Matthew Jockers is a University of Nebraska English professor working at the forefront of "digital humanities," where databases and computing tools are used analyze more books than any one person could read.
There are sort of two ways of looking at what "plot" is, according to the work of the Russian structuralist Vladamir Propp. There's the way the events unfold in the world of the story, and the way the author reveals events to the reader.
Jockers is focusing on the latter. He's made a model that algorithmically abstracts the structure of plot by looking at how the sentiment changes in a story, resulting in a sort of plot graph. He hasn't yet revealed what those plots are (Man versus Dataset?) but he has released the means for you to try the model yourself. This week, Jockers released the tools via the website GitHub, so you can map plots at home.
When Jockers told me about this project to uncover plot shapes, I said it reminded me of a Kurt Vonnegut piece, wherein the author plots out plots on a graph. Jockers said that it was not only a great way of illustrating his own project, it helped inspire it.
If you're curious about where Vonnegut falls in the "number of plots" debate, in the written version of this lecture, he gives two more bonus plot shapes. Anyway, before Vonnegut starts drawing on the chalkboard he remarks that "there's no reason why the simple shapes of stories shouldn't be fed into a computer" and Jockers took that as his cue.
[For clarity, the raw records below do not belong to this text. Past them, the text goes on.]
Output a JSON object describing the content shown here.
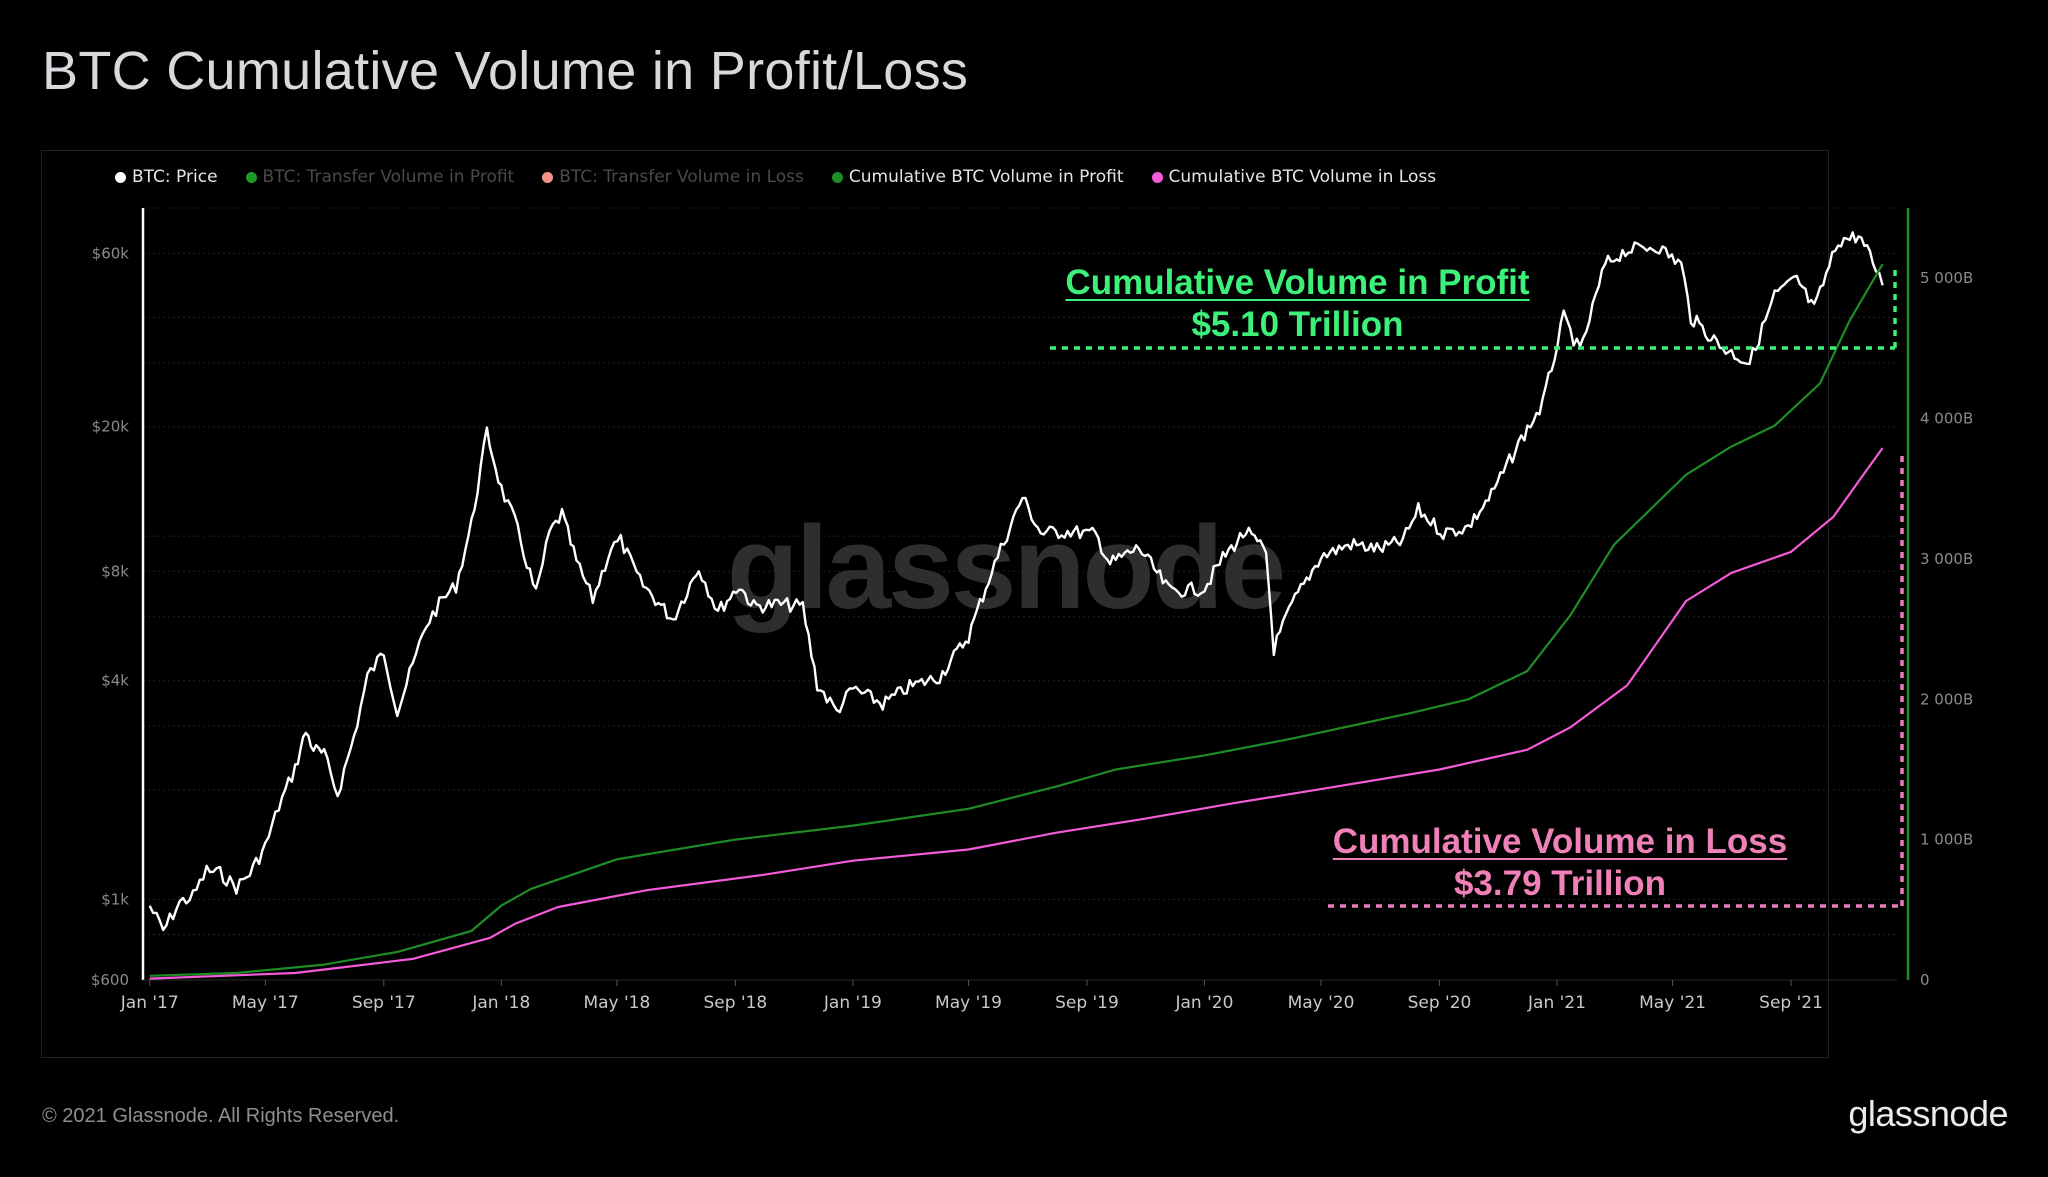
{
  "title": "BTC Cumulative Volume in Profit/Loss",
  "legend": [
    {
      "label": "BTC: Price",
      "color": "#ffffff",
      "text_color": "#e5e5e5"
    },
    {
      "label": "BTC: Transfer Volume in Profit",
      "color": "#1f9a28",
      "text_color": "#4a4a4a"
    },
    {
      "label": "BTC: Transfer Volume in Loss",
      "color": "#f4928a",
      "text_color": "#4a4a4a"
    },
    {
      "label": "Cumulative BTC Volume in Profit",
      "color": "#1e8d26",
      "text_color": "#e5e5e5"
    },
    {
      "label": "Cumulative BTC Volume in Loss",
      "color": "#f45bd8",
      "text_color": "#e5e5e5"
    }
  ],
  "watermark": "glassnode",
  "annotations": {
    "profit": {
      "line1": "Cumulative Volume in Profit",
      "line2": "$5.10 Trillion",
      "color": "#3cf07a"
    },
    "loss": {
      "line1": "Cumulative Volume in Loss",
      "line2": "$3.79 Trillion",
      "color": "#f080b8"
    }
  },
  "footer": {
    "copyright": "© 2021 Glassnode. All Rights Reserved.",
    "brand": "glassnode"
  },
  "chart_data": {
    "type": "line",
    "title": "BTC Cumulative Volume in Profit/Loss",
    "x_ticks": [
      "Jan '17",
      "May '17",
      "Sep '17",
      "Jan '18",
      "May '18",
      "Sep '18",
      "Jan '19",
      "May '19",
      "Sep '19",
      "Jan '20",
      "May '20",
      "Sep '20",
      "Jan '21",
      "May '21",
      "Sep '21"
    ],
    "x_range": [
      "2016-12-25",
      "2021-12-20"
    ],
    "y_left": {
      "label": "",
      "scale": "log",
      "range": [
        600,
        80000
      ],
      "ticks": [
        {
          "value": 600,
          "label": "$600"
        },
        {
          "value": 1000,
          "label": "$1k"
        },
        {
          "value": 4000,
          "label": "$4k"
        },
        {
          "value": 8000,
          "label": "$8k"
        },
        {
          "value": 20000,
          "label": "$20k"
        },
        {
          "value": 60000,
          "label": "$60k"
        }
      ]
    },
    "y_right": {
      "label": "",
      "scale": "linear",
      "range": [
        0,
        5500
      ],
      "ticks": [
        {
          "value": 0,
          "label": "0"
        },
        {
          "value": 1000,
          "label": "1 000B"
        },
        {
          "value": 2000,
          "label": "2 000B"
        },
        {
          "value": 3000,
          "label": "3 000B"
        },
        {
          "value": 4000,
          "label": "4 000B"
        },
        {
          "value": 5000,
          "label": "5 000B"
        }
      ]
    },
    "grid": true,
    "legend_position": "top-left",
    "series": [
      {
        "name": "BTC: Price",
        "axis": "left",
        "color": "#ffffff",
        "points": [
          [
            "2017-01-01",
            960
          ],
          [
            "2017-01-15",
            820
          ],
          [
            "2017-02-01",
            980
          ],
          [
            "2017-02-15",
            1020
          ],
          [
            "2017-03-01",
            1200
          ],
          [
            "2017-03-15",
            1180
          ],
          [
            "2017-04-01",
            1080
          ],
          [
            "2017-04-15",
            1180
          ],
          [
            "2017-05-01",
            1400
          ],
          [
            "2017-05-15",
            1800
          ],
          [
            "2017-06-01",
            2300
          ],
          [
            "2017-06-12",
            2900
          ],
          [
            "2017-06-20",
            2600
          ],
          [
            "2017-07-01",
            2500
          ],
          [
            "2017-07-15",
            1950
          ],
          [
            "2017-08-01",
            2800
          ],
          [
            "2017-08-15",
            4100
          ],
          [
            "2017-09-01",
            4800
          ],
          [
            "2017-09-15",
            3300
          ],
          [
            "2017-10-01",
            4400
          ],
          [
            "2017-10-15",
            5700
          ],
          [
            "2017-11-01",
            6700
          ],
          [
            "2017-11-15",
            7300
          ],
          [
            "2017-12-01",
            10800
          ],
          [
            "2017-12-17",
            19300
          ],
          [
            "2018-01-01",
            13500
          ],
          [
            "2018-01-15",
            11000
          ],
          [
            "2018-02-06",
            6900
          ],
          [
            "2018-02-20",
            10200
          ],
          [
            "2018-03-05",
            11500
          ],
          [
            "2018-03-20",
            8500
          ],
          [
            "2018-04-06",
            6700
          ],
          [
            "2018-04-25",
            9300
          ],
          [
            "2018-05-05",
            9700
          ],
          [
            "2018-05-25",
            7500
          ],
          [
            "2018-06-10",
            6700
          ],
          [
            "2018-06-28",
            5900
          ],
          [
            "2018-07-25",
            8200
          ],
          [
            "2018-08-14",
            6200
          ],
          [
            "2018-09-05",
            7300
          ],
          [
            "2018-09-20",
            6400
          ],
          [
            "2018-10-15",
            6500
          ],
          [
            "2018-11-10",
            6400
          ],
          [
            "2018-11-25",
            3900
          ],
          [
            "2018-12-15",
            3300
          ],
          [
            "2019-01-01",
            3800
          ],
          [
            "2019-02-01",
            3450
          ],
          [
            "2019-03-01",
            3850
          ],
          [
            "2019-04-01",
            4100
          ],
          [
            "2019-05-01",
            5300
          ],
          [
            "2019-05-25",
            8000
          ],
          [
            "2019-06-26",
            12800
          ],
          [
            "2019-07-15",
            10200
          ],
          [
            "2019-08-15",
            10300
          ],
          [
            "2019-09-10",
            10100
          ],
          [
            "2019-09-25",
            8400
          ],
          [
            "2019-10-25",
            9300
          ],
          [
            "2019-11-25",
            7100
          ],
          [
            "2019-12-15",
            7100
          ],
          [
            "2020-01-01",
            7200
          ],
          [
            "2020-01-20",
            8700
          ],
          [
            "2020-02-13",
            10300
          ],
          [
            "2020-03-05",
            9000
          ],
          [
            "2020-03-13",
            4900
          ],
          [
            "2020-04-01",
            6500
          ],
          [
            "2020-05-01",
            8800
          ],
          [
            "2020-06-01",
            9500
          ],
          [
            "2020-07-01",
            9200
          ],
          [
            "2020-07-25",
            9700
          ],
          [
            "2020-08-10",
            11800
          ],
          [
            "2020-09-05",
            10200
          ],
          [
            "2020-10-01",
            10600
          ],
          [
            "2020-10-25",
            13000
          ],
          [
            "2020-11-25",
            18500
          ],
          [
            "2020-12-17",
            23000
          ],
          [
            "2021-01-08",
            40000
          ],
          [
            "2021-01-25",
            32000
          ],
          [
            "2021-02-20",
            56000
          ],
          [
            "2021-03-13",
            61000
          ],
          [
            "2021-04-14",
            63000
          ],
          [
            "2021-05-10",
            56000
          ],
          [
            "2021-05-20",
            40000
          ],
          [
            "2021-06-22",
            33000
          ],
          [
            "2021-07-20",
            30000
          ],
          [
            "2021-08-15",
            46000
          ],
          [
            "2021-09-07",
            51000
          ],
          [
            "2021-09-25",
            42000
          ],
          [
            "2021-10-20",
            65000
          ],
          [
            "2021-11-10",
            67000
          ],
          [
            "2021-11-25",
            57000
          ],
          [
            "2021-12-05",
            49000
          ]
        ]
      },
      {
        "name": "Cumulative BTC Volume in Profit",
        "axis": "right",
        "color": "#1e8d26",
        "points": [
          [
            "2017-01-01",
            30
          ],
          [
            "2017-04-01",
            50
          ],
          [
            "2017-07-01",
            110
          ],
          [
            "2017-09-15",
            200
          ],
          [
            "2017-12-01",
            350
          ],
          [
            "2018-01-01",
            530
          ],
          [
            "2018-02-01",
            650
          ],
          [
            "2018-05-01",
            860
          ],
          [
            "2018-09-01",
            1000
          ],
          [
            "2019-01-01",
            1100
          ],
          [
            "2019-05-01",
            1220
          ],
          [
            "2019-08-01",
            1380
          ],
          [
            "2019-10-01",
            1500
          ],
          [
            "2020-01-01",
            1600
          ],
          [
            "2020-04-01",
            1720
          ],
          [
            "2020-08-01",
            1900
          ],
          [
            "2020-10-01",
            2000
          ],
          [
            "2020-12-01",
            2200
          ],
          [
            "2021-01-15",
            2600
          ],
          [
            "2021-03-01",
            3100
          ],
          [
            "2021-05-15",
            3600
          ],
          [
            "2021-07-01",
            3800
          ],
          [
            "2021-08-15",
            3950
          ],
          [
            "2021-10-01",
            4250
          ],
          [
            "2021-11-01",
            4700
          ],
          [
            "2021-12-05",
            5100
          ]
        ]
      },
      {
        "name": "Cumulative BTC Volume in Loss",
        "axis": "right",
        "color": "#f45bd8",
        "points": [
          [
            "2017-01-01",
            10
          ],
          [
            "2017-06-01",
            50
          ],
          [
            "2017-10-01",
            150
          ],
          [
            "2017-12-20",
            300
          ],
          [
            "2018-01-15",
            400
          ],
          [
            "2018-03-01",
            520
          ],
          [
            "2018-06-01",
            640
          ],
          [
            "2018-10-01",
            750
          ],
          [
            "2019-01-01",
            850
          ],
          [
            "2019-05-01",
            930
          ],
          [
            "2019-08-01",
            1050
          ],
          [
            "2019-11-01",
            1150
          ],
          [
            "2020-02-01",
            1260
          ],
          [
            "2020-05-01",
            1360
          ],
          [
            "2020-09-01",
            1500
          ],
          [
            "2020-12-01",
            1640
          ],
          [
            "2021-01-15",
            1800
          ],
          [
            "2021-03-15",
            2100
          ],
          [
            "2021-05-15",
            2700
          ],
          [
            "2021-07-01",
            2900
          ],
          [
            "2021-09-01",
            3050
          ],
          [
            "2021-10-15",
            3300
          ],
          [
            "2021-11-15",
            3600
          ],
          [
            "2021-12-05",
            3790
          ]
        ]
      }
    ]
  }
}
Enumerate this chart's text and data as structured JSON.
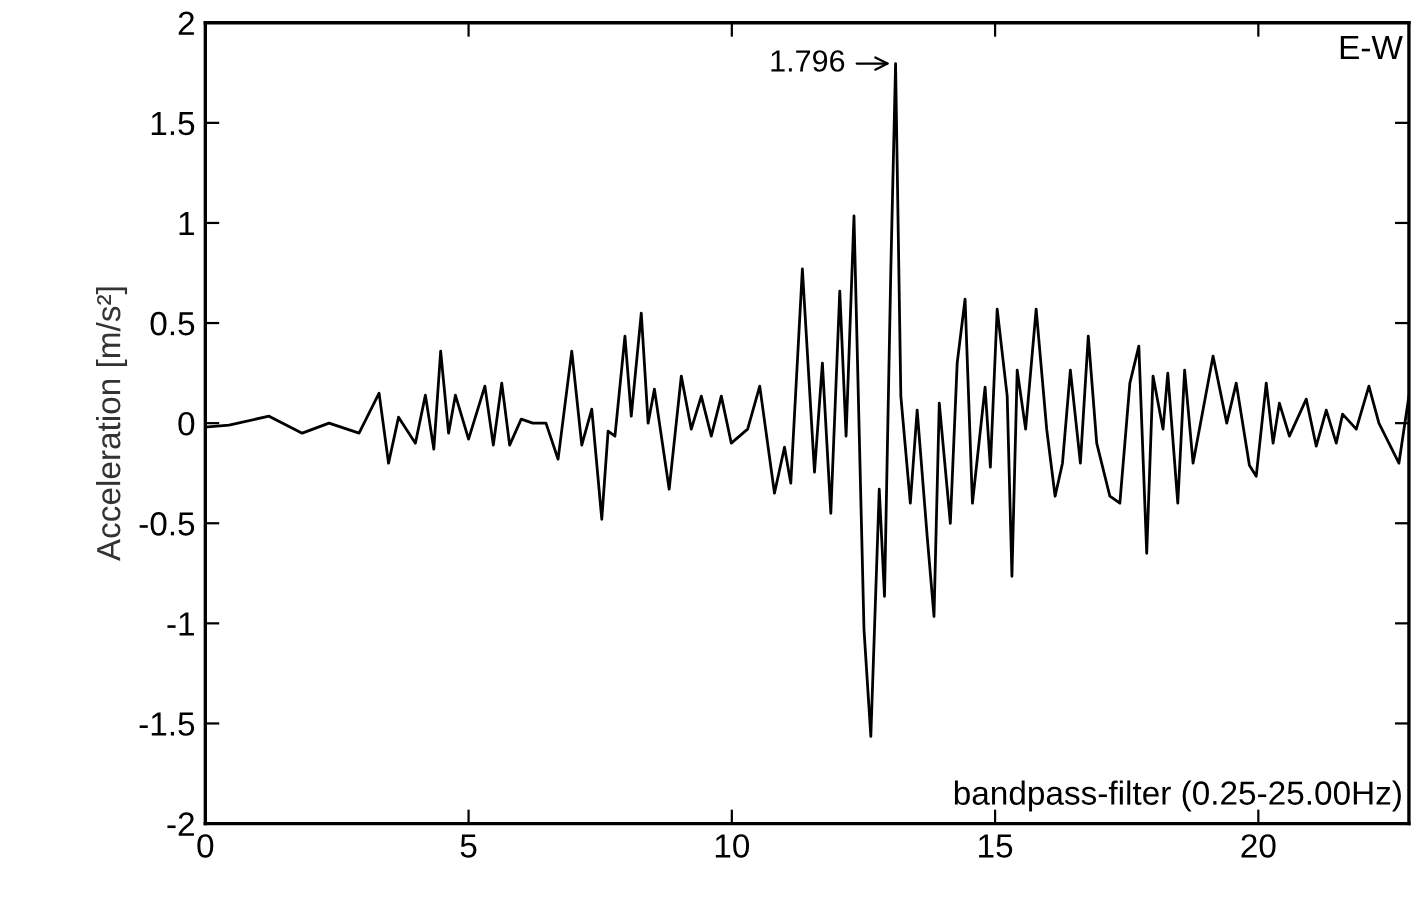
{
  "chart_data": {
    "type": "line",
    "ylabel": "Acceleration [m/s²]",
    "xlim": [
      0,
      22.86
    ],
    "ylim": [
      -2,
      2
    ],
    "xticks": [
      0,
      5,
      10,
      15,
      20
    ],
    "yticks": [
      -2,
      -1.5,
      -1,
      -0.5,
      0,
      0.5,
      1,
      1.5,
      2
    ],
    "grid": false,
    "legend": false,
    "marker": "none",
    "line_style": "solid",
    "annotations": [
      {
        "text": "1.796",
        "x": 13.11,
        "y": 1.796
      },
      "E-W",
      "bandpass-filter (0.25-25.00Hz)"
    ],
    "series": [
      {
        "color": "#000000",
        "x": [
          0,
          0.45,
          1.21,
          1.84,
          2.35,
          2.92,
          3.3,
          3.48,
          3.67,
          3.99,
          4.18,
          4.34,
          4.47,
          4.62,
          4.75,
          5.0,
          5.31,
          5.47,
          5.63,
          5.78,
          6.0,
          6.22,
          6.47,
          6.7,
          6.96,
          7.15,
          7.34,
          7.53,
          7.65,
          7.78,
          7.97,
          8.09,
          8.28,
          8.41,
          8.53,
          8.81,
          9.04,
          9.23,
          9.42,
          9.61,
          9.8,
          9.99,
          10.3,
          10.53,
          10.81,
          11.0,
          11.12,
          11.34,
          11.57,
          11.72,
          11.88,
          12.05,
          12.17,
          12.32,
          12.51,
          12.64,
          12.8,
          12.9,
          13.02,
          13.11,
          13.21,
          13.39,
          13.52,
          13.71,
          13.84,
          13.94,
          14.15,
          14.28,
          14.43,
          14.57,
          14.81,
          14.91,
          15.04,
          15.23,
          15.32,
          15.42,
          15.58,
          15.78,
          15.98,
          16.14,
          16.28,
          16.43,
          16.62,
          16.77,
          16.93,
          17.18,
          17.37,
          17.56,
          17.73,
          17.88,
          18.0,
          18.19,
          18.28,
          18.47,
          18.6,
          18.76,
          19.14,
          19.4,
          19.58,
          19.83,
          19.96,
          20.15,
          20.28,
          20.4,
          20.59,
          20.91,
          21.1,
          21.29,
          21.48,
          21.6,
          21.86,
          22.1,
          22.29,
          22.67,
          22.86
        ],
        "values": [
          -0.02,
          -0.01,
          0.035,
          -0.05,
          0.0,
          -0.05,
          0.15,
          -0.2,
          0.03,
          -0.1,
          0.14,
          -0.13,
          0.36,
          -0.05,
          0.14,
          -0.08,
          0.185,
          -0.11,
          0.2,
          -0.11,
          0.02,
          0.0,
          0.0,
          -0.18,
          0.36,
          -0.11,
          0.07,
          -0.48,
          -0.04,
          -0.065,
          0.435,
          0.035,
          0.55,
          0.0,
          0.17,
          -0.33,
          0.235,
          -0.03,
          0.135,
          -0.065,
          0.135,
          -0.1,
          -0.03,
          0.185,
          -0.35,
          -0.12,
          -0.3,
          0.77,
          -0.245,
          0.3,
          -0.45,
          0.66,
          -0.065,
          1.035,
          -1.03,
          -1.565,
          -0.33,
          -0.865,
          0.77,
          1.796,
          0.135,
          -0.4,
          0.065,
          -0.565,
          -0.965,
          0.1,
          -0.5,
          0.3,
          0.62,
          -0.4,
          0.18,
          -0.22,
          0.57,
          0.135,
          -0.765,
          0.265,
          -0.03,
          0.57,
          -0.03,
          -0.365,
          -0.2,
          0.265,
          -0.2,
          0.435,
          -0.1,
          -0.365,
          -0.4,
          0.2,
          0.385,
          -0.65,
          0.235,
          -0.03,
          0.25,
          -0.4,
          0.265,
          -0.2,
          0.335,
          0.0,
          0.2,
          -0.21,
          -0.265,
          0.2,
          -0.1,
          0.1,
          -0.065,
          0.12,
          -0.115,
          0.065,
          -0.1,
          0.045,
          -0.03,
          0.185,
          0.0,
          -0.2,
          0.135
        ]
      }
    ]
  }
}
With the help of friends in the physics department, Jockers figured out how to chart the emotional valence by drawing from a "controlled vocabulary of positive and negative sentiment markers collected by Bing Liu of the University of Illinois at Chicago" and a machine model that Jockers built "to identify and score passages as positive or negative," he wrote on his blog.
If you're so inclined, you can follow Jockers's journey to mapping plots more or less successfully on his blog. In his book Macroanalysis, Jockers looked at Irish literature, and his examples are often popular titles from there—Oscar Wilde's Picture of Dorian Gray, or James Joyce's Portrait of the Artist as a Young Man.
Most books that measure the number of plots seem aimed at writers and would-be writers, but Jockers's work has implications for readers, librarians, and even literature snobs, or anyone who wants to put snobs in their places.
As he was charting plots, Jockers noticed that some genres that are derided for being "formulaic," like romance, aren't just relying on boy-meets-girl.
"Romance showed some proclivity for two of the six plot shapes, but it wasn't an overwhelming case of all the plots falling into one," Jockers said. "It was a much more evenly distributed from these six shapes."
So suck on that, would-be doubters of romance, as well as those who would doubt that computers could make life simpler or easier. They say that every Seinfeld story is unnecessary if everyone just had a cell phone, but thanks to computers, we've managed to shave off yet another plot of the list of possible plots.